A sting in Maddie’s wrist caused her to lose her grip on the scissor-sword. She all but punched herself in the gut to crush what was on her hand. A sting on her other wrist made her drop the sword completely. Minimalist targeted pressure points with deadly accuracy. And Madison, despite being the third Sister of Fate, couldn’t see it coming. But she could put herself in Minimalist’s tiny shoes and predict what she, Madison, would do with such a power.
In a whip-swift movement, she lifted her foot just barely off the ground, swept it back a little, and stomped. She felt the bones grinding under her heel. Thankfully Minimalist was going for Madison’s left achilles tendon, and not her right.
“God damn you,” came a muffled voice. “You fucking psychopath. You killed them all, didn’t you? Oh Heavenly God damn my Christing legs.”
Madison wiped her shoe off on the floorboard.
“Why don’t you come out and look for yourself,” she said. She was glad Dog-ear’s only power was defensive. He was folded into a tight square, but was seeping blood from the folds.
“Dog!” cried Lasik, who was curled in a fetal-position, clutching the places where his eyes were. “Are you still there, Dog?”
“Sicko,” Dog-ear called. “Oh thank God, man, fucking finish her off!”
“I can’t,” Lasik wept with bloody tears. “I can’t, Dog, I… You’ve gotta do it. Come on, man. You pathetic bastard. Oh, fuck… Stop being a shield for once and be a sword.”

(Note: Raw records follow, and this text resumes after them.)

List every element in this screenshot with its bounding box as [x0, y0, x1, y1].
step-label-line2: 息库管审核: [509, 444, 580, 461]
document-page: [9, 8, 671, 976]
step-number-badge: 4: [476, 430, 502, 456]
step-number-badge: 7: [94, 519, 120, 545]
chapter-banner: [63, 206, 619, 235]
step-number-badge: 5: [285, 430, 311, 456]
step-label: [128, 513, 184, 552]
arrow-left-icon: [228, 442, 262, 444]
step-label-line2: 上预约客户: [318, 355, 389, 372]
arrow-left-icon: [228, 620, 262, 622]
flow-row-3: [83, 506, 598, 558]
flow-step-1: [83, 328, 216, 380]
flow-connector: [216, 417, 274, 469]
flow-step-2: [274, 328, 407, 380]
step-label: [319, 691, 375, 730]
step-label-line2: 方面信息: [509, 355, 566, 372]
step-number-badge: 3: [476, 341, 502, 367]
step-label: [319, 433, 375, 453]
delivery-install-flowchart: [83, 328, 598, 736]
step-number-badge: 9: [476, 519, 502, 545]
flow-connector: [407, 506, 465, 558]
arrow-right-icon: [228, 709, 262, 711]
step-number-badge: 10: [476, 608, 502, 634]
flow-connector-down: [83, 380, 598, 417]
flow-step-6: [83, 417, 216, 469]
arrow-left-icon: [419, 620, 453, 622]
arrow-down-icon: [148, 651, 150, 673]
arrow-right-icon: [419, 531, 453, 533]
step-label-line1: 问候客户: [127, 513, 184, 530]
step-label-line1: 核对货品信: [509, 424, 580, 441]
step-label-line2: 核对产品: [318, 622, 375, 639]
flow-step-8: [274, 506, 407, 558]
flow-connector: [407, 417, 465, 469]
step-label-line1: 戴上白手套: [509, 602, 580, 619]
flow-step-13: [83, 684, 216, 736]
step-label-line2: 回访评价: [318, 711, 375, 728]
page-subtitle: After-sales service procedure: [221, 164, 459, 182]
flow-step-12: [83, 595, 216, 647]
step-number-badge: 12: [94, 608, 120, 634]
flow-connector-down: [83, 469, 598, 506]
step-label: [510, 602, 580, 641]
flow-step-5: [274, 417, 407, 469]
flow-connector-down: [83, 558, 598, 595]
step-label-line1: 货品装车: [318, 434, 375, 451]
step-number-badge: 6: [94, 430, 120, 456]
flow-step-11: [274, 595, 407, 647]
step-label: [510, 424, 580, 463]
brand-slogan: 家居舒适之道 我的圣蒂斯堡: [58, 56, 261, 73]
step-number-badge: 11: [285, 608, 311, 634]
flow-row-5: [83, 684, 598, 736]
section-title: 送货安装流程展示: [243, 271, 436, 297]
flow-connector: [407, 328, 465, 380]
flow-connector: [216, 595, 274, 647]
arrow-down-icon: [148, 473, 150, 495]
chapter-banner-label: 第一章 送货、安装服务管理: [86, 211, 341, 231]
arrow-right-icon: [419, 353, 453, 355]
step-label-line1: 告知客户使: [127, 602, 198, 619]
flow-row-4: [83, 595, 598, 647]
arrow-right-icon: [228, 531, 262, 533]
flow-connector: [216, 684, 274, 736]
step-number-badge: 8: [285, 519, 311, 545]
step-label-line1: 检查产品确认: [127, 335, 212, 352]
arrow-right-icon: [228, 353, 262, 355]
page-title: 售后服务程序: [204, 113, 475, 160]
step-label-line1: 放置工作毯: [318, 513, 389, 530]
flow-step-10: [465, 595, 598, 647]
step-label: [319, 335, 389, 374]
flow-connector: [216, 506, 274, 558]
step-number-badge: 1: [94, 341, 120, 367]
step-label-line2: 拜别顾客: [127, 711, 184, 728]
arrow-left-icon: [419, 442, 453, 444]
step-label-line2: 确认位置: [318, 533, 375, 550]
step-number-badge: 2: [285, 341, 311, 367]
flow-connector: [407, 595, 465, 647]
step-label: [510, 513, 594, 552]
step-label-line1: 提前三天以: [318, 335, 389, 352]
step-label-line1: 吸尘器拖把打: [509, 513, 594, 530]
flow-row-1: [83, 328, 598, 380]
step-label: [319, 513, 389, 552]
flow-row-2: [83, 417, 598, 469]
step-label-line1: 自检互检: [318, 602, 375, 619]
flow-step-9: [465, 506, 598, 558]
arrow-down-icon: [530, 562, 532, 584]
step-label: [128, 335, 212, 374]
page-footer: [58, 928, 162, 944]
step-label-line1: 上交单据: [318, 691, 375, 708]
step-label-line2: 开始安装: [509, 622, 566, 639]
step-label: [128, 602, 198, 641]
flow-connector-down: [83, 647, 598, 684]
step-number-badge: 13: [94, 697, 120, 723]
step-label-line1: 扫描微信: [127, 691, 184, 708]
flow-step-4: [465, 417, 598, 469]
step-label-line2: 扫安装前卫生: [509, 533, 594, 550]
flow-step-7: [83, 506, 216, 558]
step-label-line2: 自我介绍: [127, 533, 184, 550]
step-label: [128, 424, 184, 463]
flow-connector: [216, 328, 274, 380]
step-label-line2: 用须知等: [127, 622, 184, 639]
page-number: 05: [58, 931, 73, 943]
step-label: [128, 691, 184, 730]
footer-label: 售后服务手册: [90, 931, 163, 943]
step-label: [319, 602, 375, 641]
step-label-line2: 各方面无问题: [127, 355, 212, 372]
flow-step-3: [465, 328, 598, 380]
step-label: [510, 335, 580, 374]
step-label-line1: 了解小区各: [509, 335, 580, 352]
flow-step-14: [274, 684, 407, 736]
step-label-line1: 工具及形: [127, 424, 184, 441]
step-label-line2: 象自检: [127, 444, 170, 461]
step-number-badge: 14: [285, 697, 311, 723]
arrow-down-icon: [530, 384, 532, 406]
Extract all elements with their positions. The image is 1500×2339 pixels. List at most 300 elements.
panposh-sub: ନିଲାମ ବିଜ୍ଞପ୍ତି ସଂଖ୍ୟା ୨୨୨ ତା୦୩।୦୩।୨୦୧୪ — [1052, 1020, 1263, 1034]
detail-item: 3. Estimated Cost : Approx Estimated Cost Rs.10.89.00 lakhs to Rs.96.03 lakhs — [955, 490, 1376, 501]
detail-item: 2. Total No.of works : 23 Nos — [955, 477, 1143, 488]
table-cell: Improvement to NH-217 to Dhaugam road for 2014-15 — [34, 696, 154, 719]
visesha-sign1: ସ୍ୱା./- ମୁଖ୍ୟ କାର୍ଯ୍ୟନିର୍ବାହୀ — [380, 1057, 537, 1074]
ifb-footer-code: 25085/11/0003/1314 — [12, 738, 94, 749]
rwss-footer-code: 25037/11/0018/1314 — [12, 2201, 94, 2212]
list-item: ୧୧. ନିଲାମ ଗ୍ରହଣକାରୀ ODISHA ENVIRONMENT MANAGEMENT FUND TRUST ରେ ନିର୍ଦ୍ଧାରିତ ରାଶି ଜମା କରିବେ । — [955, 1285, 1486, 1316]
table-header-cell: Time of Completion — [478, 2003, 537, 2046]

How cheesy, Madison thought, her arms folded. These supers. Nothing but cheese sandwiches. She considered leaving the two of them to bleed out, but then remembered that these idiots had a habit of coming back with robot limbs and stupid shit like that.
Then Dog-ear gave a muffled battle cry and unfolded his body and Madison unfolded her arms, even though she didn’t need them. She listened for the muffled voice as the layers peeled away and the shout got louder, and she prepared her foot to re-muffle the battle cry when she heard another battle cry behind her.
Clever, she thought. Call the shield a sword so I won’t pay attention to the real sword.
Too bad the man who picked up the scissor-sword was blind.
Instead of kicking Dog-ear, Madison swept her leg in a down-and-out arc, crushing Lasik’s kneecap and sending him sprawling–
–and plunging the scissor-sword into his newly-unfolded friend.
“Scissor beats paper,” said Maddie.
See? she thought. I can be cheesy too, motherfuckers.
Then she finished off the last of the sidekicks and went home to approve her payment.
Today’s three random prompt categories were, “An assassin of superheroes,” “A dog-eared page,” and, “Minimalist.”
I imagine Maddie B. as a Kill Bill, The Bride-esque character. But that probably came through. Massacring a roomful of superhero sidekicks would be the opening scene. Then the superhero revenge would come.
Now I just want to write her murder-happy stories as a comic book.